Statistical modeling was based on epidemiological indicators derived from the National Epidemiologic Survey on Alcohol and Related Conditions. Formal consistency analyses were applied. Risk relations were taken from recent meta-analyses and the disability weights from the burden of disease study of the National Institutes of Health. Monte Carlo simulations were used to derive confidence intervals. All analyses were performed by sex and age. Sensitivity analyses were undertaken on key indicators.
In the United States in 2005, 65,000 deaths, 1,152,000 YLL, 2,443,000 YLD, and 3,595,000 DALYs were associated with AUD. For individuals 18 years of age and older, AUD were associated with 3% of all deaths (5% for men and 1% for women), and 5% of all YLL (7% for men and 2% for women). The majority of the burden of disease associated with AUD stemmed from YLD, which accounted for 68% of DALYs associated with AUD (66% for men and 74% for women). The youngest age group had the largest proportion of DALYs associated with AUD stemming from YLD.

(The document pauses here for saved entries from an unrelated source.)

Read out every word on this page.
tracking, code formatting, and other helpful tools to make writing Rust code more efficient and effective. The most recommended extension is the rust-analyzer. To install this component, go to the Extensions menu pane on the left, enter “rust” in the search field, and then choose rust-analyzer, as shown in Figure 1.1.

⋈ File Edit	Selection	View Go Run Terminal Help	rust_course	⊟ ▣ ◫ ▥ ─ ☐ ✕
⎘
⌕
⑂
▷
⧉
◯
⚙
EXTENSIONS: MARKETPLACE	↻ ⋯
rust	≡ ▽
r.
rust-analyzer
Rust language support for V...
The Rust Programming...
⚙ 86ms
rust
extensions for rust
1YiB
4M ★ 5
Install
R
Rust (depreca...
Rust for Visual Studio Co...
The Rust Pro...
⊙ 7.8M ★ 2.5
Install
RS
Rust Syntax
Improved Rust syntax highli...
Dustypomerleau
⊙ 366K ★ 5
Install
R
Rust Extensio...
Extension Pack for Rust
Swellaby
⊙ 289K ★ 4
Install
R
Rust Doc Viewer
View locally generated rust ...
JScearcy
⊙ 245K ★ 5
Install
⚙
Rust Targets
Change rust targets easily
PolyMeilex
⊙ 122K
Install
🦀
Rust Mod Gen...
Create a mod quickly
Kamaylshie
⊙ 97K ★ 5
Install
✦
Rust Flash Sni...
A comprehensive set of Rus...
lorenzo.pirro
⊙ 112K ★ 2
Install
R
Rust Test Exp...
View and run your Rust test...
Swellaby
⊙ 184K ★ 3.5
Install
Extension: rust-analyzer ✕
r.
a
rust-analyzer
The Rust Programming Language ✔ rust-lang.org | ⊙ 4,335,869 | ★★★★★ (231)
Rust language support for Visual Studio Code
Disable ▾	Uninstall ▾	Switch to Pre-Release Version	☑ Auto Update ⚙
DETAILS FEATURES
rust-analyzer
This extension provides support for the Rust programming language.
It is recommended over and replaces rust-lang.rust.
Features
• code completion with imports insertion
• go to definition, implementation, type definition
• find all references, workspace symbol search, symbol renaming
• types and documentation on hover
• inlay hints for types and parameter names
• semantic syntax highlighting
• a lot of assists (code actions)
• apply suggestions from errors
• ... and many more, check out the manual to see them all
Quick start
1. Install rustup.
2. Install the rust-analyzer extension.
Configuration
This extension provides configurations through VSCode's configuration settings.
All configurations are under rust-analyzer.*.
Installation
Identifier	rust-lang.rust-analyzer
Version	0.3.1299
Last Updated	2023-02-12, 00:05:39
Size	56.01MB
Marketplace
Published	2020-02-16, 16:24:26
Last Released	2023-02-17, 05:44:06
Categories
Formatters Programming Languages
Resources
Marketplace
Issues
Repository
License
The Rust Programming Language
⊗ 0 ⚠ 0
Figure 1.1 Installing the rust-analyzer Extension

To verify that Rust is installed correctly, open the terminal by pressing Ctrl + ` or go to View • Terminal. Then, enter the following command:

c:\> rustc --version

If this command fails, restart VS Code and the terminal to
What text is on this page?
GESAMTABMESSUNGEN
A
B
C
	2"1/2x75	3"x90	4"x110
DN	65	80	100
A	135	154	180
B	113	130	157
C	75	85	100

Using data from a large representative survey (checked for consistency) and by combining these data with the best available evidence, we found that AUD were associated with a larger burden of disease than previously estimated. To reduce this disease burden, implementation of prevention interventions and expansion of treatment are necessary.
长期以来,酒精使用障碍(AUD)一直被视为最具致残性的精神障碍之一;然而,关于与AUD相关的疾病负担的实证数据一直很少。本文的目的是量化2005年美国与AUD相关的疾病负担(以损失的伤残调整生命年[DALYs]计)、死亡人数、因过早死亡导致的生命年损失(YLL)以及因残疾导致的生命年损失(YLD)。
统计建模基于从全国酒精及相关状况流行病学调查得出的流行病学指标。应用了形式一致性分析。风险关系取自近期的荟萃分析,残疾权重取自美国国立卫生研究院的疾病负担研究。使用蒙特卡洛模拟得出置信区间。所有分析按性别和年龄进行。对关键指标进行了敏感性分析。
2005年在美国,65000例死亡、1152000个YLL、2443000个YLD以及3595000个DALYs与AUD相关。对于18岁及以上的个体,AUD与所有死亡人数的3%相关(男性为5%,女性为1%),与所有YLL的5%相关(男性为7%,女性为2%)。与AUD相关的疾病负担大部分源于YLD,其占与AUD相关的DALYs的68%(男性为66%,女性为74%)。最年轻的年龄组中,与AUD相关的DALYs中源于YLD的比例最大。
利用来自大型代表性调查(经一致性检查)的数据,并将这些数据与现有最佳证据相结合,我们发现AUD相关的疾病负担比先前估计的更大。为减轻这种疾病负担,有必要实施预防干预措施并扩大治疗范围。